Matthew 6:21 says, “For where your treasure is, there your heart will be also.”
Note that the passage does not say, “Where your heart is, there will your treasure be also.” If it said that, we could say that our giving should follow the lead of our heart. Instead, the Bible, in essence, says, “Give where you want your heart to be, and let your heart catch up.” We should ask God where to invest our treasure, and our hearts will follow.
We talk about falling “in love” as though love is something that just happens when we are attracted to someone or something. We see someone shower a new love with gifts and favors designed to encourage reciprocation of the loving feelings.
But love is a verb. It is really all about action and choice. If we sometimes don’t really feel love for God or for others, that’s all the more reason to make the choice to love.
Gary Chapman has written about the five love languages: words of affirmation, quality time, gifts, acts of service and physical touching. His book encourages those who know their treasure lies in the relationship to learn the loved one’s love language and speak, act and give to the loved one in such a way that they will receive love. In other words, we consider what we can give to our loved one rather than what we can get from them. If we know where our treasure is, our heart will follow.

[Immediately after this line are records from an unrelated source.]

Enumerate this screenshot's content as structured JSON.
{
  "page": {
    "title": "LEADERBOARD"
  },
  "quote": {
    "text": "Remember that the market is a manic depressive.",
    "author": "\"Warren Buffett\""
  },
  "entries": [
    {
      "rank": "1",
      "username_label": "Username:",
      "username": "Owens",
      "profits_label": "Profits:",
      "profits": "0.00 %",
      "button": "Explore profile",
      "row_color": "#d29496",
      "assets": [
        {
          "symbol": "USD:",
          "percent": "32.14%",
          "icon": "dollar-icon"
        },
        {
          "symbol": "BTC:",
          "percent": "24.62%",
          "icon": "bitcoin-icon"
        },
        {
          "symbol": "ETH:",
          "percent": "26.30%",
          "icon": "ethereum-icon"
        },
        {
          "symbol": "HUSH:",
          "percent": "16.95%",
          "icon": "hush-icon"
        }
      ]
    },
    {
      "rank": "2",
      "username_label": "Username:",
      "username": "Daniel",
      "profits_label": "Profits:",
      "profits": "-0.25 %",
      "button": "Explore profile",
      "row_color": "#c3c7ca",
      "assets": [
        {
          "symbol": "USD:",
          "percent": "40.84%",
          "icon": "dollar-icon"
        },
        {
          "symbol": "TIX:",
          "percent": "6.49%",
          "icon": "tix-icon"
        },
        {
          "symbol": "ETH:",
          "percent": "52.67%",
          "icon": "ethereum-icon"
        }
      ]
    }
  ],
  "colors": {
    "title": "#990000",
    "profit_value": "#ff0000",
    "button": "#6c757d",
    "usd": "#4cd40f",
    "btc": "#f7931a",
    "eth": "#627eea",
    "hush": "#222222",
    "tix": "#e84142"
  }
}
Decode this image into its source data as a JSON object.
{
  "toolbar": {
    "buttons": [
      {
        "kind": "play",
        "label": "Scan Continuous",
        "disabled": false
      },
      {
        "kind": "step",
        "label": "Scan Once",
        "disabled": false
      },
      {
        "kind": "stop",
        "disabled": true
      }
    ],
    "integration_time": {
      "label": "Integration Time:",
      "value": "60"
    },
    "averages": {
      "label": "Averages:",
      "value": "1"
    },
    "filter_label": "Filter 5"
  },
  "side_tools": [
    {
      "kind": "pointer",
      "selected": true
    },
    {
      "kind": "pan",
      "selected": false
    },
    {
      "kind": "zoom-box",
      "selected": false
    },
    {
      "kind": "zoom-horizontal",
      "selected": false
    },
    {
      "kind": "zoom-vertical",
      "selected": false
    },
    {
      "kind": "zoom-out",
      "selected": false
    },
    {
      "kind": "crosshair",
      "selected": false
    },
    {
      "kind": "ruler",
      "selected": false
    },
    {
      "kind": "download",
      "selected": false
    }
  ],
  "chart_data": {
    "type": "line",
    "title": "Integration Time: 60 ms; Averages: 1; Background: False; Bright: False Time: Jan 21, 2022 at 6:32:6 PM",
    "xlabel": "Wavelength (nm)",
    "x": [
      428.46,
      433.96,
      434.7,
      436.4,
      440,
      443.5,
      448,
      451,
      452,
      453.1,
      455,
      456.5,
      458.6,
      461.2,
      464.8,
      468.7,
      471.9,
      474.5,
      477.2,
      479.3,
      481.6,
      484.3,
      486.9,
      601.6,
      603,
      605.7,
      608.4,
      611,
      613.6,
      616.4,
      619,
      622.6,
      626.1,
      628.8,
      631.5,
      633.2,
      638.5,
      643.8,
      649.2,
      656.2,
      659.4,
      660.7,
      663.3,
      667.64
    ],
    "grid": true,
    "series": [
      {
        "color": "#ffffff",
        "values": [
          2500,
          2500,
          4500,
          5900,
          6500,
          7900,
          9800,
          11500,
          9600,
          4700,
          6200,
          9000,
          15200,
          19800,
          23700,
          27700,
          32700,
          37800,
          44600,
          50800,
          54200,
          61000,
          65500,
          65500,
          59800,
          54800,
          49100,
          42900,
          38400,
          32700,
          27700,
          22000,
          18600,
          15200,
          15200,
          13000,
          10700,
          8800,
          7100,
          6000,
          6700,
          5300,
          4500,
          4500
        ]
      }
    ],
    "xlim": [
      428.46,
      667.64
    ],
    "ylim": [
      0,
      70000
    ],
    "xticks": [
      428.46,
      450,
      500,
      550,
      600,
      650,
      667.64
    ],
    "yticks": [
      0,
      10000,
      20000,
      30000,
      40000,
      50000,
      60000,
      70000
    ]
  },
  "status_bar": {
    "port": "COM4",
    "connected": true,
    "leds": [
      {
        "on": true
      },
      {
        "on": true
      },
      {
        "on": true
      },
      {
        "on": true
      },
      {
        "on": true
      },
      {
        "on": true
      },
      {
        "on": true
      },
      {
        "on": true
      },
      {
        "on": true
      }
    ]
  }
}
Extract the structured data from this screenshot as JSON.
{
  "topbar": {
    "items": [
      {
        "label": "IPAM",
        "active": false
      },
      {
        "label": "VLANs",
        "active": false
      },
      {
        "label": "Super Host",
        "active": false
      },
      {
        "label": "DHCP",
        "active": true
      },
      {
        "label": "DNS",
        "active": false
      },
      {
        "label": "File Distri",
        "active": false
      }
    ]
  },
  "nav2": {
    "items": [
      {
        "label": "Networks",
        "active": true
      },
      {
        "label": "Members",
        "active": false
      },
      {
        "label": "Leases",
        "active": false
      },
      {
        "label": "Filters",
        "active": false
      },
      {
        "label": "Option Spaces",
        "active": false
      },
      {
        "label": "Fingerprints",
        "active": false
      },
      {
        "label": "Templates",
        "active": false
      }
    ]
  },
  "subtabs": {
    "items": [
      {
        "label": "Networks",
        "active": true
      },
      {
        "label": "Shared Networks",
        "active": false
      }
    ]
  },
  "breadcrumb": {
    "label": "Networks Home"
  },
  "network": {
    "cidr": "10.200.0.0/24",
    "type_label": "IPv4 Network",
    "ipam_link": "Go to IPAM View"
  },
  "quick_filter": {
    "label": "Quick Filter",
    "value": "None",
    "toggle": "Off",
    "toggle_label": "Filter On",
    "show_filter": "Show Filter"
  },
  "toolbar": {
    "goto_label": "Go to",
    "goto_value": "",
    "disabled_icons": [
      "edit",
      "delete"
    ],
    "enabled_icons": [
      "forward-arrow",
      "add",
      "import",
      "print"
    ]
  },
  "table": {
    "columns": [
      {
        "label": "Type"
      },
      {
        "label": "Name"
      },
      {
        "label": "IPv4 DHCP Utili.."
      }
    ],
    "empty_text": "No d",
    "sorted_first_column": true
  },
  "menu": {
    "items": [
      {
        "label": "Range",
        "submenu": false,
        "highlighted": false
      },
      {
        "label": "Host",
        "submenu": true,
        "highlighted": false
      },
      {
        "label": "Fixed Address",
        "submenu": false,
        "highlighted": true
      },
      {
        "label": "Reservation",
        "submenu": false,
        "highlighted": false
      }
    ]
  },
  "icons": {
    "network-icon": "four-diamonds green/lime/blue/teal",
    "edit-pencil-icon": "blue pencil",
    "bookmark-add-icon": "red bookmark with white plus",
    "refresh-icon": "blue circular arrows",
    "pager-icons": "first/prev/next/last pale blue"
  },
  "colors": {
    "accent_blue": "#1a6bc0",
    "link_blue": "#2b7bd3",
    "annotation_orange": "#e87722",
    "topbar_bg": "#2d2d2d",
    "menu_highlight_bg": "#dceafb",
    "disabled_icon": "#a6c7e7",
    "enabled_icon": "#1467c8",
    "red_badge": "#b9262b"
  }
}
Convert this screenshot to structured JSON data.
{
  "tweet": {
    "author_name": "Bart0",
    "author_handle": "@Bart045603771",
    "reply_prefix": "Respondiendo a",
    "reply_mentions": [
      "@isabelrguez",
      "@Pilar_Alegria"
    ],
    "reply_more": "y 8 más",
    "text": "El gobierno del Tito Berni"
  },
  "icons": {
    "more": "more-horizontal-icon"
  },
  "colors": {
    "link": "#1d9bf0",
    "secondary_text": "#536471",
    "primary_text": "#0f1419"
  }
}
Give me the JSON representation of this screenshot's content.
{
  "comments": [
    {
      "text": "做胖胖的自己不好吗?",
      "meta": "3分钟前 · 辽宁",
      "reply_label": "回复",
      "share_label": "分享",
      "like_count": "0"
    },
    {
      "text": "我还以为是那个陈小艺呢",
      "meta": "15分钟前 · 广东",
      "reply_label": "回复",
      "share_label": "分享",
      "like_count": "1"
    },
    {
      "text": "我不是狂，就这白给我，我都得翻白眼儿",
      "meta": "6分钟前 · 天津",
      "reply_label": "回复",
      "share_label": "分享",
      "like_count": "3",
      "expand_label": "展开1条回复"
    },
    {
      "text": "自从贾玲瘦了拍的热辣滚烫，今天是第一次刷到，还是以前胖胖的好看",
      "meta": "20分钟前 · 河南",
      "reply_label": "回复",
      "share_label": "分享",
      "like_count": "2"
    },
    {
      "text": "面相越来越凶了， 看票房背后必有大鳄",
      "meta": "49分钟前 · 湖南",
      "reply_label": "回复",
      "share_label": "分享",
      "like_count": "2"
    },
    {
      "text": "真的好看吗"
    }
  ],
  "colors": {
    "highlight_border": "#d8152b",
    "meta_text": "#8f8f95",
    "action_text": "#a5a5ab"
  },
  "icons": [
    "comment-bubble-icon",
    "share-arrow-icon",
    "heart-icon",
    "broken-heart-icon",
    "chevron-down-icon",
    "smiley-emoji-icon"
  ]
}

In spiritual formation, the goal is to change our hearts by knowing where our treasure lies, to learn to love the right things and love them well, to love as God loves, to act as God would act out of hearts of love for God.
So, when we think about our lives, we know that we want our relationship to God to be close and intimate. We also want our family lives, our marriages, our church communities to hold relationships of harmony and love. But love is a verb. We must choose to love, to invest, to exert ourselves (all action verbs) to facilitate growth in these relationships.
What does this look like?
As for our relationship to God, it likely means investing time and devotion to communicating with God, speaking from our hearts to God, and listening for God’s word to us. Because where our treasure is, our hearts will follow. It also means following the example of Jesus to love others. Because where our treasure is, our hearts will follow.
In our relationships to others, it likely means making ourselves available to those we love in our families and among our friends, giving our time, energy, support, service and acts, gestures and words of love. Because where our treasure is, our hearts will follow.
In our church communities, it likely means giving our time, talent and financial resources to our church family. Because where our treasure is, our hearts will follow.
Love is a verb. Love is a choice. We grow and we’re spiritually transformed as we give our hearts, souls and minds to loving as God loved us.
The hymn “Take My Life And Let It Be” speaks to the choice to love God and others. In part, the lyrics are:
Take my life, and let it be
Consecrated, Lord, to Thee.
Take my hands, and let them move
At the impulse of Thy love.
Take my silver and my gold;
Not a mite would I withhold;
Take my intellect, and use
Every power as Thou shalt choose.
Take my love; my Lord, I pour
At Thy feet its treasure-store.
Take myself, and I will be
Ever, only, all for Thee.
And so, we pray: Father God, you have loved us so much. You have given everything to us. Teach us to love as a verb, to love as a choice, to love as an action. As we rightly invest our time, talents and treasure, we pray that our hearts will follow in love.